Now you take a thread slightly thicker than the thread of your sock and start stitching an area that is about a centimetre larger than the hole in all directions. These are simple, even basting stitches for those familiar with terminology. Up and down, up and down. The first couple of rounds you do on a piece of unbroken sock. This is both to fasten the thread and to make sure you don’t have a new hole poking out at the seams of your darning, just a few days after you finished!
Once you reach your hole, you will notice that there is nothing for your darning stitch to hold onto. Just pull the tread and continue on the other side. Make sure you pull things tight over your darning ‘shroom or equal substitute, you do not want your sock to pucker up and become unwearable!

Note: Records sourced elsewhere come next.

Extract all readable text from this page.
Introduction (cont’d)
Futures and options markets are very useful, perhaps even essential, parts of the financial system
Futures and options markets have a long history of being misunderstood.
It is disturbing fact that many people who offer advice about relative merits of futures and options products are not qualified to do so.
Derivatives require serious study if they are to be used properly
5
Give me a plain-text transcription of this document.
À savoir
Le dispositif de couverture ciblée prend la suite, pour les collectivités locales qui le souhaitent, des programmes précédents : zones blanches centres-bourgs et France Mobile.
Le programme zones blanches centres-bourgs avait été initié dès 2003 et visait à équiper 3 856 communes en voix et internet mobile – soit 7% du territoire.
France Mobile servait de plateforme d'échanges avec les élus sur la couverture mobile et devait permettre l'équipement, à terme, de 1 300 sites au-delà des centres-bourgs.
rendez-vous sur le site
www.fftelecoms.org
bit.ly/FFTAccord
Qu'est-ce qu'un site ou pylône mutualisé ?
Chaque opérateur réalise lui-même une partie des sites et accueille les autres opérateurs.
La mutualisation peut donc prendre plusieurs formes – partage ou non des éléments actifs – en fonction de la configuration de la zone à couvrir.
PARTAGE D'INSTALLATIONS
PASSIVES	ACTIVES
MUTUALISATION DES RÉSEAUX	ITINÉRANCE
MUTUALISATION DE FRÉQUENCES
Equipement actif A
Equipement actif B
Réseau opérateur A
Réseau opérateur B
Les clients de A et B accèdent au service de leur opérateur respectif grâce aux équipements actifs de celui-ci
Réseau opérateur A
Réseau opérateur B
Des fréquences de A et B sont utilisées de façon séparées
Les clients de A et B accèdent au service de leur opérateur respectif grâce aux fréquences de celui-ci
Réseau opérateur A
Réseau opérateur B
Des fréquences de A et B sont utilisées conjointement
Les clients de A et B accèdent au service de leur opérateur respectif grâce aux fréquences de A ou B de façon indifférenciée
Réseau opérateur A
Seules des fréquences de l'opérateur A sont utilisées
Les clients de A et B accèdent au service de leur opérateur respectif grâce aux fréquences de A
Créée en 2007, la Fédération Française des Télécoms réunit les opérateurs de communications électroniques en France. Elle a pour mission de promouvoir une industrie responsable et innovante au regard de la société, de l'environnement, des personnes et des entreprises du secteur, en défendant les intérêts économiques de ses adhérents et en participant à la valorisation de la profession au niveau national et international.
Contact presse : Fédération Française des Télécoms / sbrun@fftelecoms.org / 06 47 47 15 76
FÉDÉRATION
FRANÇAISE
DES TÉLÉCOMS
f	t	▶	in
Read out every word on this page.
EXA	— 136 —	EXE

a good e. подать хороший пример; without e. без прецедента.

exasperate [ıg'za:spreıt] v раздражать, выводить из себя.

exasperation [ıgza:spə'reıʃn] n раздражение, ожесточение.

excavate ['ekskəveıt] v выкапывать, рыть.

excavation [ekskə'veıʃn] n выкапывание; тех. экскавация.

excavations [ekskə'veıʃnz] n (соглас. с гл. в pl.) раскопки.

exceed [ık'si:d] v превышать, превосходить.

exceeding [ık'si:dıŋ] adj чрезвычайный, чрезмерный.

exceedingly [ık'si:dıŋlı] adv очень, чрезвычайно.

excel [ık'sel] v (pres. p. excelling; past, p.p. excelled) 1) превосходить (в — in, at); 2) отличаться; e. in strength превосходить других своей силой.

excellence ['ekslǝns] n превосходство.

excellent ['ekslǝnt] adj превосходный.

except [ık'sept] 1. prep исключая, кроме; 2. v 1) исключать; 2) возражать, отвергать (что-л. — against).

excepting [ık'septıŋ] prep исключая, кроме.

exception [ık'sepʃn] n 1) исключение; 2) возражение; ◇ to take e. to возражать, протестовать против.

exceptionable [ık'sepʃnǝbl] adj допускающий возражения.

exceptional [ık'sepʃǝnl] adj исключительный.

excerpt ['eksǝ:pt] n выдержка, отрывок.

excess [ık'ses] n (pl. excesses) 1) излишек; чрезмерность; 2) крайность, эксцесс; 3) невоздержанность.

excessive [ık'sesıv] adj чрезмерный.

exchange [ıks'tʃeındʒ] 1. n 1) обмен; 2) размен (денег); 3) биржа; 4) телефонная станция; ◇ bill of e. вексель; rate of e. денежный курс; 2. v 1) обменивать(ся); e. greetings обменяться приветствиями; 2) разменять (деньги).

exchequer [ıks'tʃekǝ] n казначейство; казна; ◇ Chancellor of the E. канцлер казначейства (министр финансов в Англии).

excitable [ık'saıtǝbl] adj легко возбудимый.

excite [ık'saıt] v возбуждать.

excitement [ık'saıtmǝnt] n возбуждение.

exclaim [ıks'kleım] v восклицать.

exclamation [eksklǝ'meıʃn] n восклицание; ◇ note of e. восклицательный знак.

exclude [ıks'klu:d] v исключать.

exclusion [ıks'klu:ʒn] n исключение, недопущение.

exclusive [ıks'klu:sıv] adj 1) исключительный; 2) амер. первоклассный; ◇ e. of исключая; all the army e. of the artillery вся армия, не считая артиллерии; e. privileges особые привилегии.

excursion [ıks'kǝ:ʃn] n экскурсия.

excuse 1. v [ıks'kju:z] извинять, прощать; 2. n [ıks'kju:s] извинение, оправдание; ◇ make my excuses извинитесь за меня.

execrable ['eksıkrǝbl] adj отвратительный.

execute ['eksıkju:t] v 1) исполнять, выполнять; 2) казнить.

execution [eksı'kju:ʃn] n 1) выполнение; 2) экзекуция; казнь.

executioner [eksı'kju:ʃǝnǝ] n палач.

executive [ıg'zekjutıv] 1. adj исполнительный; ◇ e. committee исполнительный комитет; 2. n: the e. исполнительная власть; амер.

As you can see in the above picture, my socks didn’t actually have holes, only very worn patches where the cotton had worn off and the synthetics were the only part still keeping it together (see, I told you I had synthetic fibres in my closet too). In this case, you just keep on basting all the way through to the end. And, since I had something to fasten it too, I could feel satisfied with only the first pass of stitches.
If, however, you have a proper hole, then you will now have a row of loose threads. Loose threads get stuck in anything and are a general nuisance, so we need to turn our stitching 90 degrees and start basting the other way. Over under, over under. Until all the loose threads have been woven into a simple net. A charming video or the process for those more visually inclined can be found here.
Now, if you darning is reasonably even, you will feel the repaired spot in the beginning, but it shouldn’t be uncomfortable. Over time, you stepping on the sock will flatten out the stitches until they should become not very noticeable at all. This might take some practice. I suggest starting with a pair of reasonably thick socks, and work your way to thinner socks as you improve.